NCB (NC-Emerge™, Boston Scientific) and CB (Maverick™, Boston Scientific) were inflated at increasing pressure with 1-atm increments (from 4 to 20 atm for CB and 24 atm for NCB), precisely controlled by a pressure sensor (Gems Sensors, CO, USA). Inflation of 3.5 × 20 mm balloons (n = 5 by group) was performed in long and short cylindrical metal rings simulating resistant lesions (central figure). At each inflation step the balloons were photographed (central figure) to measure the proximal and distal edges of the balloon at the limit of the balloon parallelism (ImageJ and Matlab software, MathWorks, Inc., MA, US). All experimentations were performed in a bath held at a constant temperature of 37°C. Quantitative variables were presented as mean ± SD.
During experimentation we observed no balloon rupture. The main results are shown in the central figure. Even at high inflation pressures (20 and 24 atm), the proximal and/or distal edges of the balloon diameters with striction never exceed the edges of the balloon diameters without striction, dismissing the dog-bone effect. Conversely, in the case of long striction, the measured balloon edge diameters were inferior to those of balloons without striction. The compliant balloon used in this study was twice as compliant as the non-compliant balloon (0.072 ± 0.024 mm/atm vs. 0.037 ± 0.013 mm/atm, respectively; p < 0.005).
The present in vitro study showed that even in case of resistant lesions, CBs or NCBs induce no dog-bone effect even at high pressure. In fact, in the model, the balloon diameters at the edges with striction never exceeded the balloon diameters without striction. Conversely, long striction hinders nominal deployment of balloons.

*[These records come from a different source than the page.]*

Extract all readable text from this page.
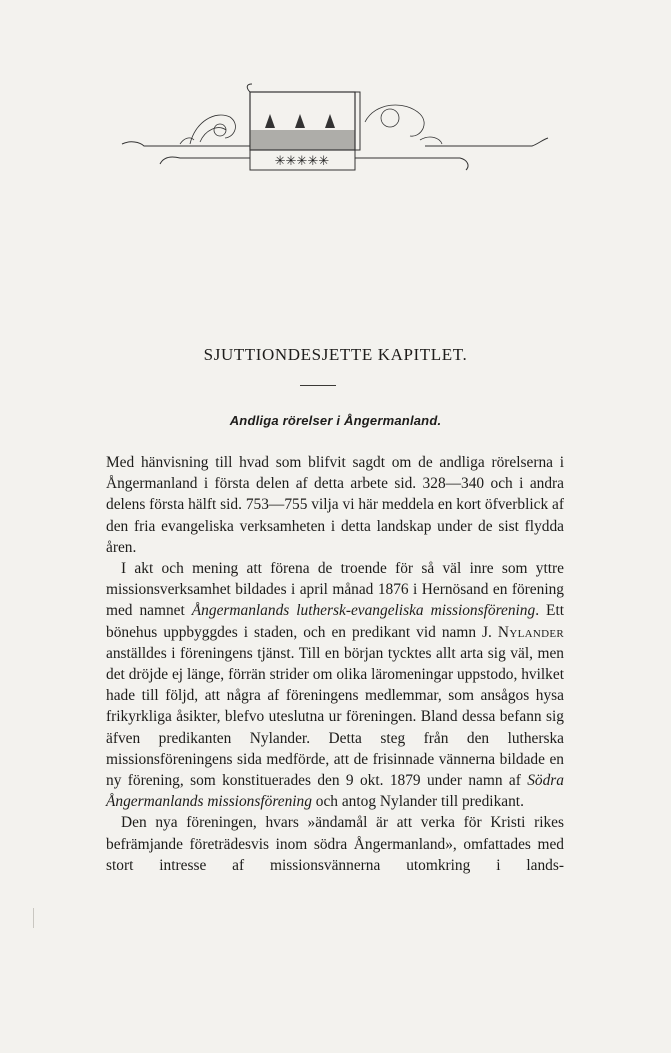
✳✳✳✳✳
SJUTTIONDESJETTE KAPITLET.
Andliga rörelser i Ångermanland.

Med hänvisning till hvad som blifvit sagdt om de andliga rörelserna i Ångermanland i första delen af detta arbete sid. 328—340 och i andra delens första hälft sid. 753—755 vilja vi här meddela en kort öfverblick af den fria evangeliska verksamheten i detta landskap under de sist flydda åren.

I akt och mening att förena de troende för så väl inre som yttre missionsverksamhet bildades i april månad 1876 i Hernösand en förening med namnet Ångermanlands luthersk-evangeliska missionsförening. Ett bönehus uppbyggdes i staden, och en predikant vid namn J. Nylander anställdes i föreningens tjänst. Till en början tycktes allt arta sig väl, men det dröjde ej länge, förrän strider om olika läromeningar uppstodo, hvilket hade till följd, att några af föreningens medlemmar, som ansågos hysa frikyrkliga åsikter, blefvo uteslutna ur föreningen. Bland dessa befann sig äfven predikanten Nylander. Detta steg från den lutherska missionsföreningens sida medförde, att de frisinnade vännerna bildade en ny förening, som konstituerades den 9 okt. 1879 under namn af Södra Ångermanlands missionsförening och antog Nylander till predikant.

Den nya föreningen, hvars »ändamål är att verka för Kristi rikes befrämjande företrädesvis inom södra Ångermanland», omfattades med stort intresse af missionsvännerna utomkring i lands-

Hence, the dog-bone effect cannot be an argument to promote NCB versus CB. Likewise, the inflation pressure required to deploy a latest-generation metal stent is less than 1.5 atm [3], which is compatible with the inflation pressure range of a CB. The feasibility of using a CB for proximal optimizing technique in metal stenting has also been experimentally proven [4]. However, the mechanical properties of NCBs, especially the better resistance at very high pressures, may be useful in first intention in cases of resistant lesions.
Conflict of interest: None declared.